While it was not possible to precisely calculate the total ISCC utilization rate, we recognize that the utilization rate, rather than the card return rate, is key to the success of the screening program. In the Taiwan studies, ISCC utilization rates were not reported, however the overall card return rate was 65% and those with abnormal stool colour proved more likely to return the ISCC.12,13 Even our most conservative estimate of utilization (60%) is well below what would be achieved in an active screening programme, where only babies with abnormal stool colour would require notification to the screening centre.
We realize that families attending a tertiary care teaching hospital may be more inclined to adhere to screening protocols, lending bias to our card return and utilization rate results. While we excluded those patients having high-risk pregnancy or postnatal complications, and also employed a consecutive recruitment design to prevent selection bias, further studies, particularly in rural jurisdictions, are necessary to confirm the consistency of our findings.
Conclusions
This is the first report to systematically examine a variety of screening strategies and assess the feasibility of introducing a BA ISCC screening programme outside Taiwan. It is also the first to develop a BA Markov model to assess the cost-effectiveness of universal screening for BA. Our report identified several important challenges with the current Taiwan screening strategy, mostly as a result of variations in North American maternal infant identification practices and public health vaccine policies. Our study provides evidence to support a home based screening programme for BA in Canada with its operational design primarily targeted at families. A screening strategy involving parents is innovative and novel, and potentially has applicability to other health care programmes in Canada and elsewhere. Our results also suggest that universal screening using a passive card distribution can be cost-effective, on the assumption that it can be administered at a low cost and can achieve comparable screening performance levels with those reported in Taiwan.

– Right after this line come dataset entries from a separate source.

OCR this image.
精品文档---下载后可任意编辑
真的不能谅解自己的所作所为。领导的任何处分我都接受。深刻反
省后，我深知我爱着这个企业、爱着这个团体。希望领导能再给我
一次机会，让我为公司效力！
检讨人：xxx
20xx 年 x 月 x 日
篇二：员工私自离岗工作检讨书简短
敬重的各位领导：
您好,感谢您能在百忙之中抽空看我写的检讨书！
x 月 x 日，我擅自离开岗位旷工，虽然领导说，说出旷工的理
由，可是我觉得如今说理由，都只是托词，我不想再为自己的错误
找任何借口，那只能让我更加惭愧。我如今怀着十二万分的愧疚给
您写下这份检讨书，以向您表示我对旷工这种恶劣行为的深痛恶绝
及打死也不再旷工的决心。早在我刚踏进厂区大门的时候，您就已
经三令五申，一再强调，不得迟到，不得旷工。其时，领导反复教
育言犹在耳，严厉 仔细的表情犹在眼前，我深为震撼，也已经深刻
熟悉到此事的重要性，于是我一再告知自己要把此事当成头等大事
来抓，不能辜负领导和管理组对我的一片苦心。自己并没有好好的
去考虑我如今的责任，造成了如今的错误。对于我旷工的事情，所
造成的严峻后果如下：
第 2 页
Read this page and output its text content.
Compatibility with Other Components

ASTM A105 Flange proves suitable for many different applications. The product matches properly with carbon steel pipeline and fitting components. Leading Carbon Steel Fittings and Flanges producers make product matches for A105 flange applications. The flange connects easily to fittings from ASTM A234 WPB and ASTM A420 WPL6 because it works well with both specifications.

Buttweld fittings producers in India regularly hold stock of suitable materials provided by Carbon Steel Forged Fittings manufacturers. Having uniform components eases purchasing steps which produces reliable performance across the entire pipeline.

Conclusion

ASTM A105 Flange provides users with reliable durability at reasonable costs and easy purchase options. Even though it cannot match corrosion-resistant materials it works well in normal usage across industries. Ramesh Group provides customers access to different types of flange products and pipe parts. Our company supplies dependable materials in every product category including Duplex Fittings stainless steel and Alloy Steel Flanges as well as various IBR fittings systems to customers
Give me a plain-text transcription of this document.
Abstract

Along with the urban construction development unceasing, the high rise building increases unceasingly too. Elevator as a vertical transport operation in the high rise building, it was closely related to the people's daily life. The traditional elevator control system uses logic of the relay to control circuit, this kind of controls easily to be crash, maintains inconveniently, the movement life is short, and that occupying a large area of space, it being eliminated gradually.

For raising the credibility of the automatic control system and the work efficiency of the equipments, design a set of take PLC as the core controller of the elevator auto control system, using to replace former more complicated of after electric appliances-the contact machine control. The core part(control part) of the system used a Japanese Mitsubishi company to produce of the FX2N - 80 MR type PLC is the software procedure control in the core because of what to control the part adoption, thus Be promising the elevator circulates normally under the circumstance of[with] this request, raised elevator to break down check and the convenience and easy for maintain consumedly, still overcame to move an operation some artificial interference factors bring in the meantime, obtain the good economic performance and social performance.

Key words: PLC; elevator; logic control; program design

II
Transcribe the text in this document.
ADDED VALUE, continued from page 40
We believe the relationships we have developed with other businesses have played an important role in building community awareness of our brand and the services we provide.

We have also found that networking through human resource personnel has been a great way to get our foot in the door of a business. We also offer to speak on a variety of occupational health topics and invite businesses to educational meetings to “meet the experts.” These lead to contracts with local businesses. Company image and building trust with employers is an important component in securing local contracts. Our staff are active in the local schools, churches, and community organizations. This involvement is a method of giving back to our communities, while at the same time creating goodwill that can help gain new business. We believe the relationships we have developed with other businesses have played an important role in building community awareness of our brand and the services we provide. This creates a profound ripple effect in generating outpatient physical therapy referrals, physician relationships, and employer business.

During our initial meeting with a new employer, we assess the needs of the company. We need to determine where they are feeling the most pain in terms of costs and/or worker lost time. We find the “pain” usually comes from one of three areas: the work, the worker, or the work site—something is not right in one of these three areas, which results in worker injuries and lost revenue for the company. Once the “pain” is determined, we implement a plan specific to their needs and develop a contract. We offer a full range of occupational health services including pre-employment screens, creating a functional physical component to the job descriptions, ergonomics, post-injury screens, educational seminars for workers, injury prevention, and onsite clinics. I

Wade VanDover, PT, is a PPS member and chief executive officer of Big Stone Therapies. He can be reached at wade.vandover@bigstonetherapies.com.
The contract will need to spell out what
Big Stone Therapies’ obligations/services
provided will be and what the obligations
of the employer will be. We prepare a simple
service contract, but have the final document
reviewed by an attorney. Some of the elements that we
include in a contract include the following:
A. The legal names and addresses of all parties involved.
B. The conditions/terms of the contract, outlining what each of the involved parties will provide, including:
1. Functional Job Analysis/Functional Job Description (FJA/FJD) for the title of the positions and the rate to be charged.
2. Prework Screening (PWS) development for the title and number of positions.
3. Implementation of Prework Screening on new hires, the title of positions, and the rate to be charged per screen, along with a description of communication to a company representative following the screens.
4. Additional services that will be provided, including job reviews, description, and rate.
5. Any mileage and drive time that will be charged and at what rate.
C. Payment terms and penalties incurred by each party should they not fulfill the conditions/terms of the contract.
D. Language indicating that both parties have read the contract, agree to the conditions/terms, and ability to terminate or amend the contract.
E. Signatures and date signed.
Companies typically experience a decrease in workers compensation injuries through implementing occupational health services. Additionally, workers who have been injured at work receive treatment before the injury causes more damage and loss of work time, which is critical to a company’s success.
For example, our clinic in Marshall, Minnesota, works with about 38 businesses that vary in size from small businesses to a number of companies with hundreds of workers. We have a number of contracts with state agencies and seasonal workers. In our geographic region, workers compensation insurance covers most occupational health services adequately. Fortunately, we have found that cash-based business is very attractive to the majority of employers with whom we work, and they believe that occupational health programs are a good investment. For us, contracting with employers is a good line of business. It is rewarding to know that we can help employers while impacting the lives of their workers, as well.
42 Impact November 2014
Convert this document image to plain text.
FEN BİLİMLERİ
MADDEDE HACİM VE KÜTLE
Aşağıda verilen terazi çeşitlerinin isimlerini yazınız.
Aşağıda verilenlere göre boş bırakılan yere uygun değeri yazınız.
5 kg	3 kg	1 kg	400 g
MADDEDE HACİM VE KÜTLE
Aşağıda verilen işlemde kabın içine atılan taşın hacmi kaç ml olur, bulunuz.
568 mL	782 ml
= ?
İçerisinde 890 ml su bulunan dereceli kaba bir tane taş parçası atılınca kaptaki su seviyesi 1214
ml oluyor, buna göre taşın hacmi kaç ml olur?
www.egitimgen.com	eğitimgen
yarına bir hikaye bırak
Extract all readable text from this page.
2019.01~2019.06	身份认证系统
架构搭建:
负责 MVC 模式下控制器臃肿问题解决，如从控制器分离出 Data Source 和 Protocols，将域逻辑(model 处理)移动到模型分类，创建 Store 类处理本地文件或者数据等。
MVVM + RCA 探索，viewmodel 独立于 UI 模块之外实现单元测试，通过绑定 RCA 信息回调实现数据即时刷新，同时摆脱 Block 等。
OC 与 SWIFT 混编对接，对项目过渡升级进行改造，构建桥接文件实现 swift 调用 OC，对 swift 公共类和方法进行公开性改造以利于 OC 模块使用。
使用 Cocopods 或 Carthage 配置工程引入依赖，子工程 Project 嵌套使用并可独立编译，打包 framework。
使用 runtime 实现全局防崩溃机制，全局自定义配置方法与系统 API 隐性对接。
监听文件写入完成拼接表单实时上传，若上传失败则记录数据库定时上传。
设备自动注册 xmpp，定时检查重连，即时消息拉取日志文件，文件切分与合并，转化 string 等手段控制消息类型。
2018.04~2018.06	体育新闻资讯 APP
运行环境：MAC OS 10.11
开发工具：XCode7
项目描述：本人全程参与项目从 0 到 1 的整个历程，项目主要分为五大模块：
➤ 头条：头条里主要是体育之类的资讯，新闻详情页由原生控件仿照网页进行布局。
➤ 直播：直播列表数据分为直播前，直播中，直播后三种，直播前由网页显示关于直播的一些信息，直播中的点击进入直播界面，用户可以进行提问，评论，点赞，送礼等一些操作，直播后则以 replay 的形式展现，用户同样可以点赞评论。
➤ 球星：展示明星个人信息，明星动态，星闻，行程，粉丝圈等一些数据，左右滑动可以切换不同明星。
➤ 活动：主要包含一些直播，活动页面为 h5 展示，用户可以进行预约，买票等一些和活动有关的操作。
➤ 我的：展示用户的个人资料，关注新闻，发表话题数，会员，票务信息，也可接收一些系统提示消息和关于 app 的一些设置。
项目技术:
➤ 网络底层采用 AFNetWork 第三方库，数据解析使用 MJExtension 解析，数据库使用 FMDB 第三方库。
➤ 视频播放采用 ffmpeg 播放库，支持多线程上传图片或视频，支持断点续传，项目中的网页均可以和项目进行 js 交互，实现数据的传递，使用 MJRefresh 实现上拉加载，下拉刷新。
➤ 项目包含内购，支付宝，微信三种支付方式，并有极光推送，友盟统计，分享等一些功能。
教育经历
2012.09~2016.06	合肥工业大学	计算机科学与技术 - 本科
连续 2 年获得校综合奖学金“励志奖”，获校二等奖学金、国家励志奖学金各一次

We believe that home-based stool colour card screening strategy should be given serious consideration as a policy option in Canada. However, it would be necessary to confirm that our observed response rates are accurate and reproducible in other regions and settings, prior to acceptance and universal implementation of the screening programme in Canada.
Footnotes
Acknowledgements
We thank Dr. Jeffrey Lin and Dr. Mohsen Sadatsafavi for their generous statistical support and guidance, and Drs. Mei-Hwei Chang, Ben Shneider and Gary Levy for their input on the model structure and parameters. Dr Collet’s activity is supported by a Child and Family Research Institute research scholarship.
Conflict of interest
None of the authors have any conflicts of interest.